The idea that there are laws of nature brings up issues similar to that for which Galileo had been convicted of heresy about fifty years earlier. For instance, the Bible tells the story of Joshua praying for the sun and moon to stop in their trajectories so he would have extra daylight to finish fighting the Amorites in Canaan. According to the book of Joshua, the sun stood still for about a day.

Today we know that that would have meant that the earth stopped rotating. If the earth stopped, according to Newton’s laws anything not tied down would have remained in motion at the earth’s original speed (1,100 miles per hour at the equator)—a high price to pay for a delayed sunset. None of this bothered Newton himself, for as we’ve said, Newton believed that God could and did intervene in the workings of the universe.

The next aspects of the universe for which a law or model was discovered were the electric and magnetic forces. These behave like gravity, with the important difference that two electric charges or two magnets of the same kind repel each other, while unlike charges or unlike magnets attract.

Electric and magnetic forces are far stronger than gravity, but we don’t usually notice them in everyday life because a macroscopic body contains almost equal numbers of positive and negative electrical charges. This means that the electric and magnetic forces between two macroscopic bodies nearly cancel each other out, unlike the gravitational forces, which all add up.

Our current ideas about electricity and magnetism were developed over a period of about 100 years from the mid-18th to the mid-19th century, when physicists in several countries made detailed experimental studies of electric and magnetic forces.

One of the most important discoveries was that electrical and magnetic forces are related: A moving electrical charge causes a force on magnets, and a moving magnet causes a force on electrical charges.

The first to realize there was some connection was Danish physicist Hans Christian Ørsted. While setting up for a lecture he was to give at the university in 1820, Ørsted noticed that the electric current from the battery he was using deflected a nearby compass needle. He soon realized that moving electricity created a magnetic force, and coined the term “electromagnetism.”

A few years later, British scientist Michael Faraday reasoned that—expressed in modern terms—if an electric current could cause a magnetic field, a magnetic field should be able to produce an electric current.

He demonstrated that effect in 1831. Fourteen years later Faraday also discovered a connection between electromagnetism and light when he showed that intense magnetism can affect the nature of polarized light.

Faraday had little formal education. He had been born into a poor blacksmith’s family near London and left school at age 13 to work as an errand boy and bookbinder in a bookshop.

There, over the years, he learned science by reading the books he was supposed to care for, and by performing simple and cheap experiments in his spare time.

Eventually, he obtained work as an assistant in the laboratory of the great chemist Sir Humphry Davy.
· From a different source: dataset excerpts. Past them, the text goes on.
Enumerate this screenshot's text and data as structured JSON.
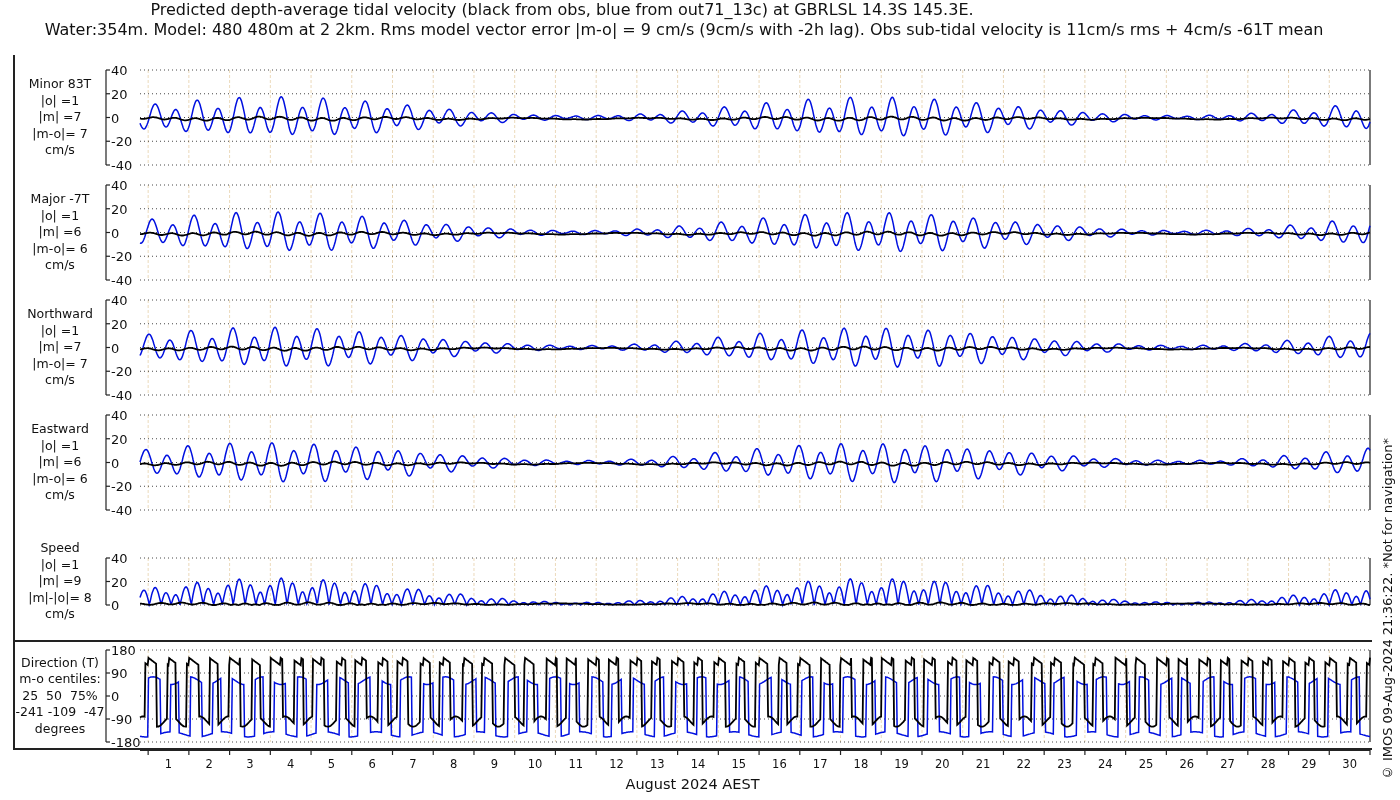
{
  "title_lines": [
    "Predicted depth-average tidal velocity (black from obs, blue from out71_13c) at GBRLSL 14.3S 145.3E.",
    "Water:354m. Model: 480 480m at 2 2km. Rms model vector error |m-o| = 9 cm/s (9cm/s with -2h lag). Obs sub-tidal velocity is 11cm/s rms + 4cm/s -61T mean"
  ],
  "panels": [
    {
      "kind": "signed",
      "label_lines": [
        "Minor 83T",
        "|o| =1",
        "|m| =7",
        "|m-o|= 7",
        "cm/s"
      ],
      "yticks": [
        "40",
        "20",
        "0",
        "-20",
        "-40"
      ]
    },
    {
      "kind": "signed",
      "label_lines": [
        "Major -7T",
        "|o| =1",
        "|m| =6",
        "|m-o|= 6",
        "cm/s"
      ],
      "yticks": [
        "40",
        "20",
        "0",
        "-20",
        "-40"
      ]
    },
    {
      "kind": "signed",
      "label_lines": [
        "Northward",
        "|o| =1",
        "|m| =7",
        "|m-o|= 7",
        "cm/s"
      ],
      "yticks": [
        "40",
        "20",
        "0",
        "-20",
        "-40"
      ]
    },
    {
      "kind": "signed",
      "label_lines": [
        "Eastward",
        "|o| =1",
        "|m| =6",
        "|m-o|= 6",
        "cm/s"
      ],
      "yticks": [
        "40",
        "20",
        "0",
        "-20",
        "-40"
      ]
    },
    {
      "kind": "speed",
      "label_lines": [
        "Speed",
        "|o| =1",
        "|m| =9",
        "|m|-|o|= 8",
        "cm/s"
      ],
      "yticks": [
        "40",
        "20",
        "0"
      ]
    },
    {
      "kind": "direction",
      "label_lines": [
        "Direction (T)",
        "m-o centiles:",
        "25  50  75%",
        "-241 -109  -47",
        "degrees"
      ],
      "yticks": [
        "180",
        "90",
        "0",
        "-90",
        "-180"
      ]
    }
  ],
  "xticks": [
    "1",
    "2",
    "3",
    "4",
    "5",
    "6",
    "7",
    "8",
    "9",
    "10",
    "11",
    "12",
    "13",
    "14",
    "15",
    "16",
    "17",
    "18",
    "19",
    "20",
    "21",
    "22",
    "23",
    "24",
    "25",
    "26",
    "27",
    "28",
    "29",
    "30"
  ],
  "xlabel": "August 2024 AEST",
  "credit": "© IMOS 09-Aug-2024 21:36:22. *Not for navigation*"
}
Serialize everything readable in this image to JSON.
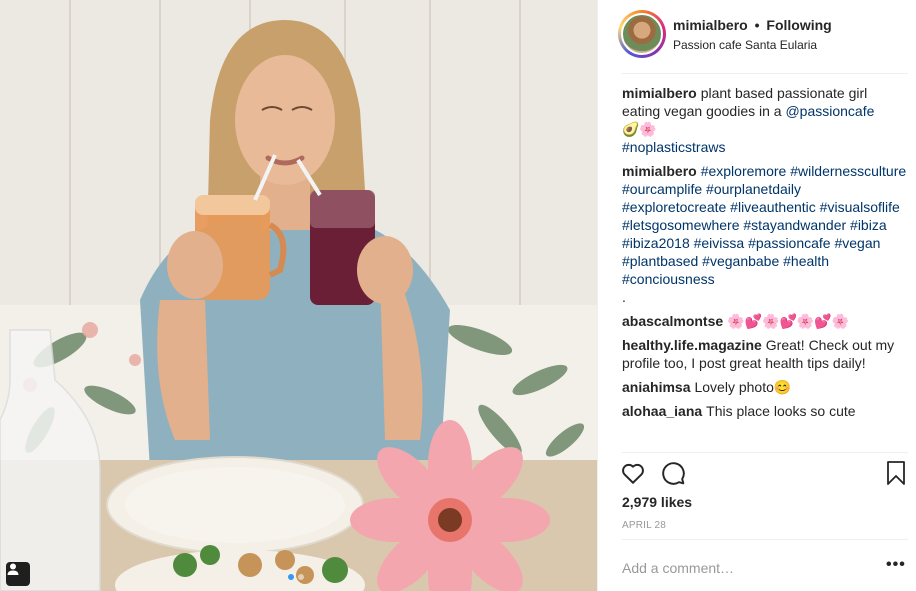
{
  "post": {
    "username": "mimialbero",
    "separator": "•",
    "follow_status": "Following",
    "location": "Passion cafe Santa Eularia"
  },
  "comments": [
    {
      "user": "mimialbero",
      "lead": "plant based passionate girl eating vegan goodies in a",
      "mention": "@passioncafe",
      "emoji": "🥑🌸",
      "tags": "#noplasticstraws"
    },
    {
      "user": "mimialbero",
      "tags": "#exploremore #wildernessculture #ourcamplife #ourplanetdaily #exploretocreate #liveauthentic #visualsoflife #letsgosomewhere #stayandwander #ibiza #ibiza2018 #eivissa #passioncafe #vegan #plantbased #veganbabe #health #conciousness",
      "trail": "."
    },
    {
      "user": "abascalmontse",
      "text": "🌸💕🌸💕🌸💕🌸"
    },
    {
      "user": "healthy.life.magazine",
      "text": "Great! Check out my profile too, I post great health tips daily!"
    },
    {
      "user": "aniahimsa",
      "text": "Lovely photo😊"
    },
    {
      "user": "alohaa_iana",
      "text": "This place looks so cute"
    }
  ],
  "likes": "2,979 likes",
  "date": "APRIL 28",
  "comment_box": {
    "placeholder": "Add a comment…"
  },
  "more_label": "•••",
  "icons": {
    "like": "heart-icon",
    "comment": "comment-bubble-icon",
    "save": "bookmark-icon",
    "tagged": "user-tag-icon"
  },
  "carousel": {
    "count": 2,
    "active": 1
  },
  "colors": {
    "link": "#003569",
    "muted": "#999999",
    "dot_active": "#3897f0"
  }
}
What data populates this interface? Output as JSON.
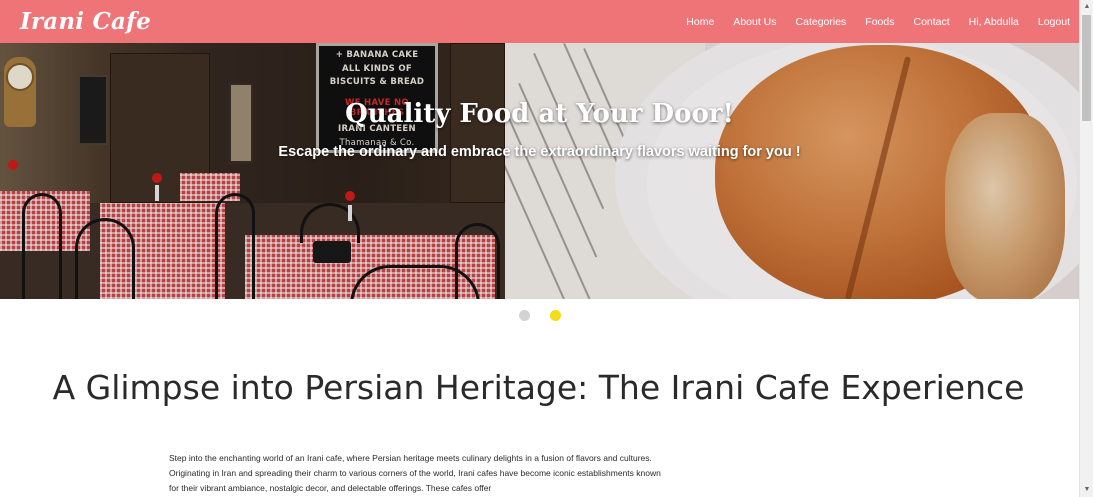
{
  "brand": "Irani Cafe",
  "nav": {
    "home": "Home",
    "about": "About Us",
    "categories": "Categories",
    "foods": "Foods",
    "contact": "Contact",
    "user": "Hi, Abdulla",
    "logout": "Logout"
  },
  "hero": {
    "title": "Quality Food at Your Door!",
    "subtitle": "Escape the ordinary and embrace the extraordinary flavors waiting for you !",
    "slides": 2,
    "active_slide": 2,
    "sign_lines": [
      "+ BANANA CAKE",
      "ALL KINDS OF",
      "BISCUITS & BREAD",
      "WE HAVE NO BRANCHES",
      "IRANI CANTEEN",
      "Thamanaa & Co."
    ]
  },
  "section": {
    "title": "A Glimpse into Persian Heritage: The Irani Cafe Experience",
    "intro": "Step into the enchanting world of an Irani cafe, where Persian heritage meets culinary delights in a fusion of flavors and cultures. Originating in Iran and spreading their charm to various corners of the world, Irani cafes have become iconic establishments known for their vibrant ambiance, nostalgic decor, and delectable offerings. These cafes offer"
  },
  "colors": {
    "navbar": "#ee7478",
    "indicator_active": "#f5dd16",
    "indicator_inactive": "#d3d3d3"
  },
  "icons": {
    "scroll_up": "▲",
    "scroll_down": "▼"
  }
}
Faraday would stay on for the remaining 45 years of his life. After Davy’s death, he succeed him.

Faraday had trouble with mathematics and never learned much of it, so it was a struggle for him to conceive a theoretical picture of the odd electromagnetic phenomena he observed in his laboratory.

Nevertheless, he did.

One of Faraday’s greatest intellectual innovations was the idea of force fields. These days, thanks to books and movies about bug-eyed aliens and their starships, most people are familiar with the term, so maybe he should get a royalty.

But in the centuries between Newton and Faraday one of the great mysteries of physics was that its laws seemed to indicate that forces act across the empty space that separates interacting objects. Faraday didn’t like that. He believed that to move an object, something has to come in contact with it. And so he imagined the space between electric charges and magnets as being filled with invisible tubes that physically do the pushing and pulling.
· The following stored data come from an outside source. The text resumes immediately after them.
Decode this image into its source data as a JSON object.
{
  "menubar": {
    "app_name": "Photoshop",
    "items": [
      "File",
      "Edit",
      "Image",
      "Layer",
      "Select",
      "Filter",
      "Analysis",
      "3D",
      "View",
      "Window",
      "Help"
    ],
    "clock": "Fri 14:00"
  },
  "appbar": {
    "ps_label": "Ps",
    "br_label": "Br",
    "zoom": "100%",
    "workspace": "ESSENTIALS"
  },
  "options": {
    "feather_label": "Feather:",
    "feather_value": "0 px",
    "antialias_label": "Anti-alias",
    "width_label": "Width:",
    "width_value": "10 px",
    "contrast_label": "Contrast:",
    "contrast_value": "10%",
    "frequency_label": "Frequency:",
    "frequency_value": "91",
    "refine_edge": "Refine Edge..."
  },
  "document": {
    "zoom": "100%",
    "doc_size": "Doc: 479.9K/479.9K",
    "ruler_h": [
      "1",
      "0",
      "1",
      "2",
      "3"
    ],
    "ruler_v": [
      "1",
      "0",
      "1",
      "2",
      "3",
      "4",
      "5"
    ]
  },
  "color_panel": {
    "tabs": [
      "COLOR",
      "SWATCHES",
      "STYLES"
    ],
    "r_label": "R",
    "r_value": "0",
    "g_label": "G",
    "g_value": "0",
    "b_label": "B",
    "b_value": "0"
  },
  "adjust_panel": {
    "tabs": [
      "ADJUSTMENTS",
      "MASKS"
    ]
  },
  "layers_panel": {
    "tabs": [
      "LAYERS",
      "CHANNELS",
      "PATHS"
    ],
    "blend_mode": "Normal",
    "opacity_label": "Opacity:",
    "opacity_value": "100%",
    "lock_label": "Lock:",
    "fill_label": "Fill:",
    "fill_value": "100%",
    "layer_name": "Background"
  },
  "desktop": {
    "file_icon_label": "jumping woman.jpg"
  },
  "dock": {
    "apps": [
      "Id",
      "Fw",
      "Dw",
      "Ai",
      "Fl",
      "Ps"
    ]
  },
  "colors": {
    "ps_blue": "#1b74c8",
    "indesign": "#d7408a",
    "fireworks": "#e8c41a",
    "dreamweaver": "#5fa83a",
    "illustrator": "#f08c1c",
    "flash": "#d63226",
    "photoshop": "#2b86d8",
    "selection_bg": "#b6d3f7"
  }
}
Faraday called those tubes a force field. A good way to visualize a force field is to perform the schoolroom demonstration in which a glass plate is placed over a bar magnet and iron filings spread on the glass. With a few taps to overcome friction, the filings move as if nudged by an unseen power and arrange themselves in a pattern of arcs stretching from one pole of the magnet to the other.

That pattern is a map of the unseen magnetic force that permeates space.

Today we believe that all forces are transmitted by fields, so it is an important concept in modern physics— as well as science fiction.

For several decades our understanding of electromagnetism remained stalled, amounting to no more than the knowledge of a few empirical laws: the hint that electricity and magnetism were closely, if mysteriously, related; the notion that they had some sort of connection to light; and the embryonic concept of fields.

At least 11 theories of electromagnetism existed, every one of them flawed.